Reputation: 141
I have two data sets:
# 1.
user_id users frequency
1 1 3
2 1 1
3 1 1
# 2.
user_id sum unique
1 2 1
2 0 0
3 1 1
I want to merge on user_id
but have index based on unit1 in an ordinal fashion so the output would look like, leaving user_id
out of the picture:
# 3.
frequency users sum unique
3 1 2 1
1 2 1 1
Any thoughts on how to achieve this? Also, in terms of learning how to do these types of manipulations, is their a name for this type of manipulation?
Upvotes: 0
Views: 84
Reputation: 887681
Here is an option using tidyverse
. We can do an inner_join
between the two datasets, grouped by 'frequency', we get the sum
of the variables within summarise_each
library(dplyr)
inner_join(df1, df2) %>%
group_by(frequency) %>%
summarise_each(funs(sum), sum, unique, users)

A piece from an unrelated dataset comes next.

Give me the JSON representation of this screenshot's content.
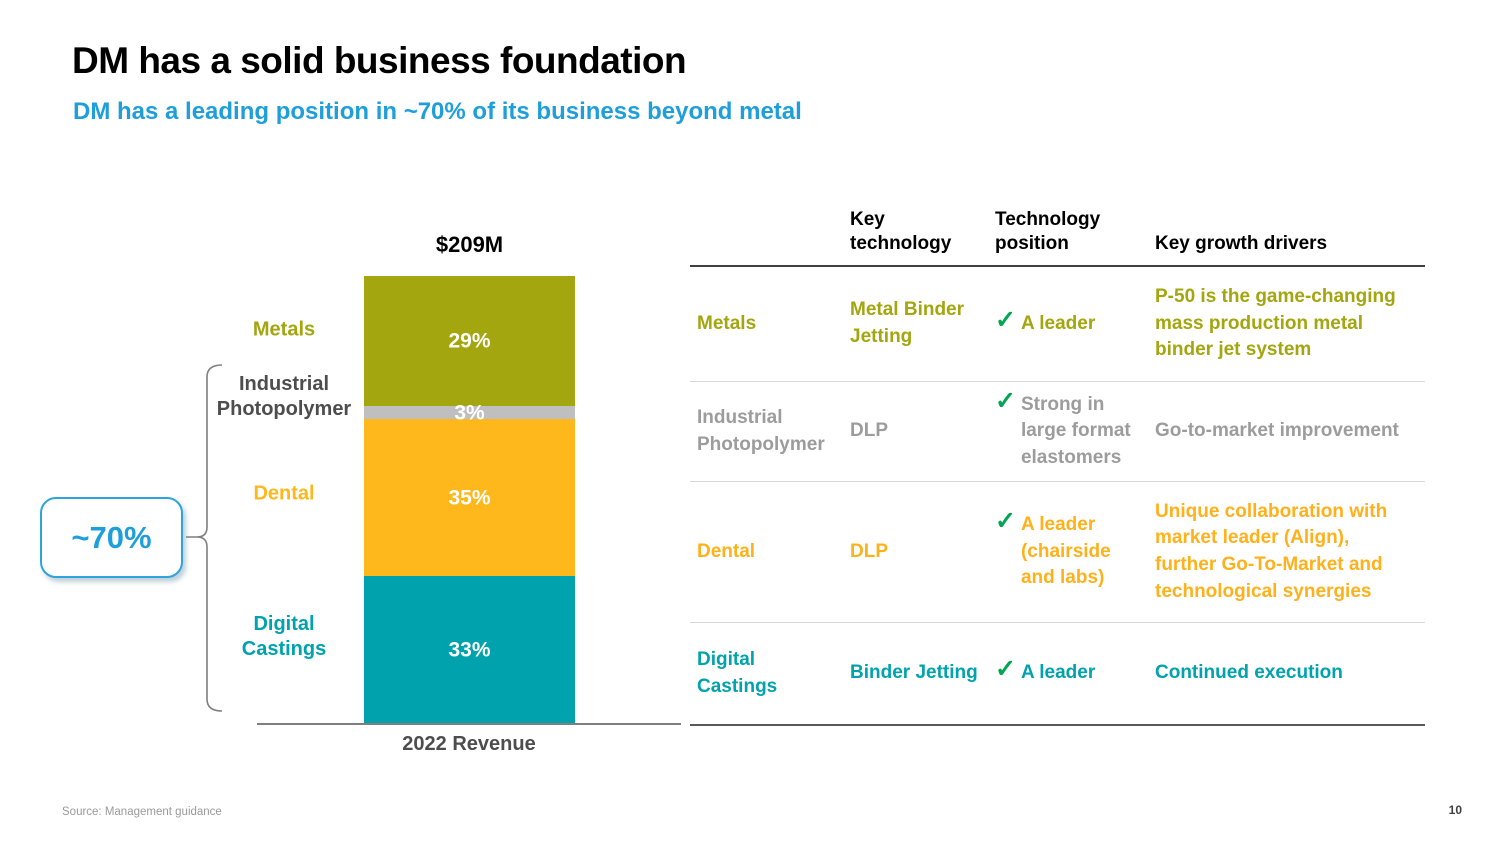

# frequency sum unique users
# <int> <int> <int> <int>
#1 1 1 1 2
#2 3 2 1 1
Or using base R
, we merge
the datasets and do an aggregate
aggregate(.~frequency, merge(df1, df2)[-1], FUN = sum)
# frequency users sum unique
#1 1 2 1 1
#2 3 1 2 1
Upvotes: 1
Reputation: 8413
library(data.table)
setDT(df) # this step was to make it a data.table, if its a data.frame
setDT(df1)
# logic is : first merge both df's, then group by "frequency" columns
df[df1][, lapply(.SD, sum), by = .(frequency), .SDcols = c("sum", "unique", "users")]
# frequency sum unique users
#1: 3 2 1 1
#2: 1 1 1 2
Upvotes: 2